Extracellular signal-regulated kinase inhibition prevents venous adaptive remodeling via regulation of Eph-B4

Objectives: Vein graft adaptation (VGA) is a process that vein as a vascular graft conduits in arterial reconstructive surgery; VGA can lead to postoperative vein graft stenosis (VGS) and complications after coronary artery bypass graft and other peripheral artery bypass surgeries. VGA is characterized by vein graft loss the venous features without exhibiting arterial features; furthermore, the activation of ERK inhibited the maintenance of venous properties of the vein graft. We hypothesized that ERK inhibition can affect vein VGS through regulating the expression of EphB4.

Methods: Rat vein transplantation model was established using wild-type and EphB4^+/- Sprague-Dawley rats. Hematoxylin-eosin, Masson, Verhoeff, actin staining, and immunohistochemistry were applied to observe the structure of the vein grafts. Vascular smooth muscle cells (VSMCs) were isolated from the vein and vein grafts. Western blotting was used to determine the expression of p-ERK1/2 and EphB4, and immunofluorescence was applied to detect the expression and location of EphB4. Cell wound scratch assay and CCK8 assay were used to determine the migration and proliferation of VSMCs. Real-time polymerase chain reaction was used to determine the mRNA expression of EphB4.

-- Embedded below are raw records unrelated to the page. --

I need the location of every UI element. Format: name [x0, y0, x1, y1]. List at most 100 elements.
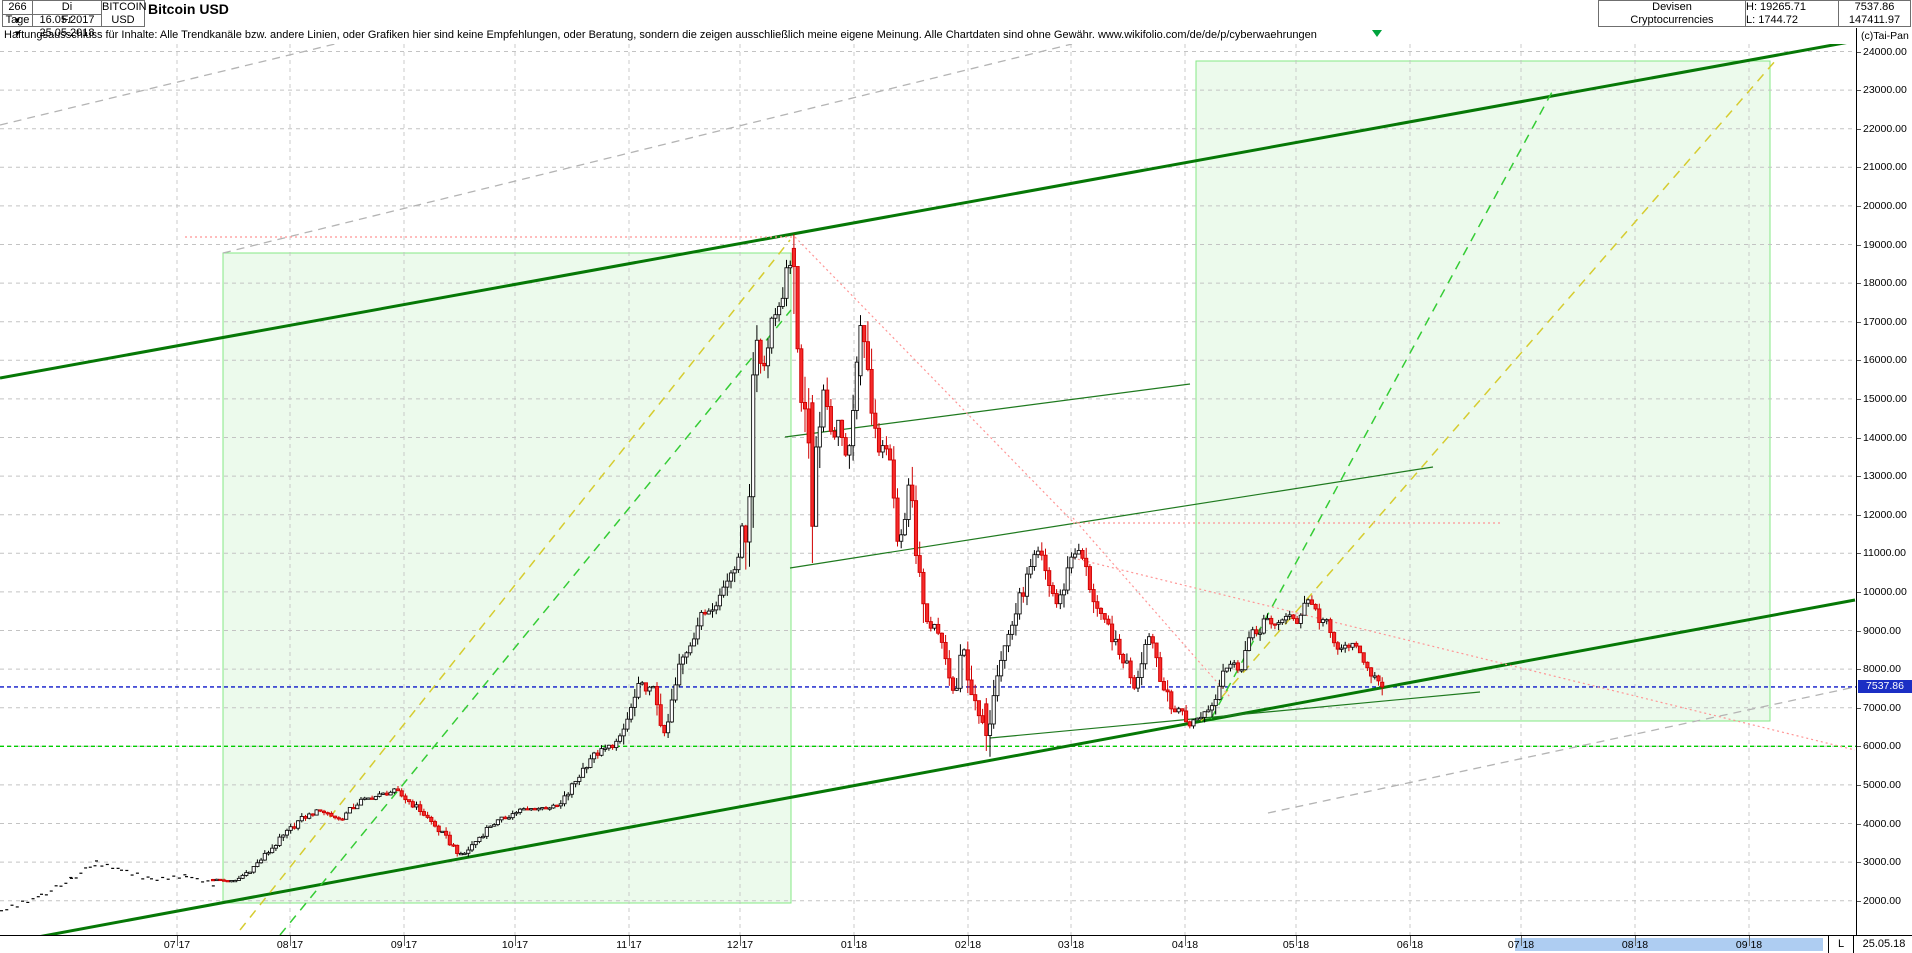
- price-axis-label: 4000.00: [1863, 817, 1901, 830]
- month-label: 08 17: [276, 939, 304, 951]
- market-category-2: Cryptocurrencies: [1630, 14, 1714, 26]
- price-axis-label: 22000.00: [1863, 122, 1907, 135]
- month-tick: [1185, 936, 1186, 946]
- market-category-box: Devisen Cryptocurrencies: [1598, 0, 1746, 27]
- month-tick: [404, 936, 405, 946]
- month-tick: [740, 936, 741, 946]
- price-axis-label: 24000.00: [1863, 45, 1907, 58]
- high-low-box: H: 19265.71 L: 1744.72: [1745, 0, 1839, 27]
- chevron-down-icon: ▼: [13, 16, 22, 25]
- month-label: 05 18: [1282, 939, 1310, 951]
- price-axis-tick: [1857, 128, 1861, 130]
- price-axis-label: 10000.00: [1863, 585, 1907, 598]
- price-axis-tick: [1857, 321, 1861, 323]
- resistance-thin-1: [784, 383, 1191, 438]
- price-axis-tick: [1857, 476, 1861, 478]
- price-axis-tick: [1857, 514, 1861, 516]
- symbol-box[interactable]: BITCOIN USD: [101, 0, 147, 27]
- red-decline-mid: [1072, 557, 1856, 751]
- price-axis-tick: [1857, 398, 1861, 400]
- month-label: 01 18: [840, 939, 868, 951]
- month-tick: [629, 936, 630, 946]
- support-thin-3: [989, 691, 1481, 739]
- period-count-dropdown[interactable]: 266 ▼ Tage ▼: [2, 0, 33, 38]
- price-axis-label: 11000.00: [1863, 547, 1907, 560]
- price-axis-tick: [1857, 553, 1861, 555]
- month-label: 12 17: [726, 939, 754, 951]
- price-axis-label: 14000.00: [1863, 431, 1907, 444]
- price-axis-tick: [1857, 746, 1861, 748]
- price-axis-label: 5000.00: [1863, 778, 1901, 791]
- price-axis-label: 13000.00: [1863, 470, 1907, 483]
- price-axis-label: 21000.00: [1863, 161, 1907, 174]
- price-axis-label: 12000.00: [1863, 508, 1907, 521]
- month-tick: [1296, 936, 1297, 946]
- price-axis-tick: [1857, 591, 1861, 593]
- chevron-down-icon: ▼: [13, 29, 22, 38]
- month-tick: [1410, 936, 1411, 946]
- month-tick: [290, 936, 291, 946]
- gray-fan-3: [1267, 686, 1856, 814]
- month-label: 04 18: [1171, 939, 1199, 951]
- price-volume-box: 7537.86 147411.97: [1838, 0, 1911, 27]
- price-axis-label: 9000.00: [1863, 624, 1901, 637]
- price-axis-label: 16000.00: [1863, 354, 1907, 367]
- copyright-label: (c)Tai-Pan: [1861, 30, 1909, 42]
- price-axis-label: 23000.00: [1863, 84, 1907, 97]
- resistance-thin-2: [789, 466, 1434, 569]
- month-tick: [1749, 936, 1750, 946]
- price-marker-badge: 7537.86: [1858, 680, 1912, 694]
- gray-fan-2: [222, 44, 1073, 254]
- trend-channel-boxes: [222, 60, 1771, 904]
- price-axis-label: 2000.00: [1863, 894, 1901, 907]
- date-range-box[interactable]: Di 16.05.2017 Fr 25.05.2018: [32, 0, 102, 39]
- price-axis-tick: [1857, 784, 1861, 786]
- price-axis-label: 20000.00: [1863, 199, 1907, 212]
- symbol-currency: USD: [111, 14, 135, 26]
- price-axis-tick: [1857, 90, 1861, 92]
- month-label: 09 17: [390, 939, 418, 951]
- price-axis-tick: [1857, 167, 1861, 169]
- price-axis-tick: [1857, 205, 1861, 207]
- green-rise-2017: [279, 309, 792, 935]
- period-type-dropdown[interactable]: Tage ▼: [5, 14, 30, 38]
- price-axis-tick: [1857, 283, 1861, 285]
- price-axis-tick: [1857, 669, 1861, 671]
- month-tick: [1635, 936, 1636, 946]
- month-tick: [515, 936, 516, 946]
- price-axis-tick: [1857, 244, 1861, 246]
- chart-title: Bitcoin USD: [148, 1, 229, 17]
- price-axis-tick: [1857, 437, 1861, 439]
- month-tick: [854, 936, 855, 946]
- month-label: 10 17: [501, 939, 529, 951]
- month-label: 11 17: [616, 939, 642, 951]
- month-label: 02 18: [954, 939, 982, 951]
- price-axis-label: 18000.00: [1863, 277, 1907, 290]
- scroll-range-highlight[interactable]: [1515, 938, 1823, 951]
- price-axis-tick: [1857, 707, 1861, 709]
- price-axis-label: 19000.00: [1863, 238, 1907, 251]
- time-axis: L 25.05.18 07 17 08 17 09 17 10 17 11 17 12 1…: [0, 935, 1912, 953]
- gridlines: [0, 44, 1856, 935]
- last-bar-label: L: [1828, 936, 1854, 953]
- symbol-name: BITCOIN: [102, 1, 147, 13]
- date-to: Fr 25.05.2018: [39, 14, 95, 39]
- date-from: Di 16.05.2017: [33, 1, 101, 26]
- month-tick: [1521, 936, 1522, 946]
- price-chart-canvas[interactable]: [0, 44, 1856, 935]
- price-axis-label: 17000.00: [1863, 315, 1907, 328]
- month-label: 07 17: [163, 939, 191, 951]
- price-axis-tick: [1857, 360, 1861, 362]
- header-last-price: 7537.86: [1854, 1, 1895, 13]
- event-marker-icon: [1372, 30, 1382, 37]
- price-axis-tick: [1857, 630, 1861, 632]
- price-axis-label: 3000.00: [1863, 856, 1901, 869]
- trendlines: [0, 44, 1856, 935]
- last-date-label: 25.05.18: [1862, 938, 1906, 950]
- early-price-dashes: [0, 860, 215, 912]
- month-label: 09 18: [1735, 939, 1763, 951]
- price-axis: (c)Tai-Pan 7537.86 24000.00 23000.00 22000…: [1856, 28, 1912, 935]
- price-axis-tick: [1857, 823, 1861, 825]
- disclaimer-text: Haftungsausschluss für Inhalte: Alle Tre…: [4, 29, 1317, 41]
- month-label: 08 18: [1621, 939, 1649, 951]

Results: Western blotting in vein sample and vein graft sample detected p-ERK1/2 and ERK1/2 expression in both EphB4^+/+ and EphB4^+/- rats. The expression of p-ERK was increased in vein graft compared to vein. Immunofluorescence in VSMCs form EphB4^+/+ and EphB4^+/- rats detected EphB4 expression in both cells, and the expression of EphB4 was increased in VSMCs form EphB4^+/+ rats. SCH772984 reduces the proliferation and migration of VSMCs. Inhibition of ERK suppressed the increase of vein graft wall thickness, and the expression of collagen fibers, elastic fibers, and α-actin was decreased. Vein graft from EphB4^+/- rats reduces the expression of EphB4, and SCH772984 suppressed the decrease of EphB4 in vivo. Vein graft from EphB4^+/- rats increased the expression of EphB4, and SCH772984 suppressed the increase of EphB4 in vivo.

Conclusions: The inhibition of ERK1/2 suppressed the process of VGS by decreasing the proliferation of VSMCs. The ERK-inhibitor SCH772984 suppressed the level of VGS by extending the time of EphB4 expression during the process of VGA, thus maintaining the venousization of vein graft. The mechanism may be that the inhibitor SCH772984 suppresses the level of VGS by extending the time of EphB4 expression during the process of VGA. Therefore, our research provides a new target of VGS treatment by inhibiting the expression of ERK1/2 through the process of VGA.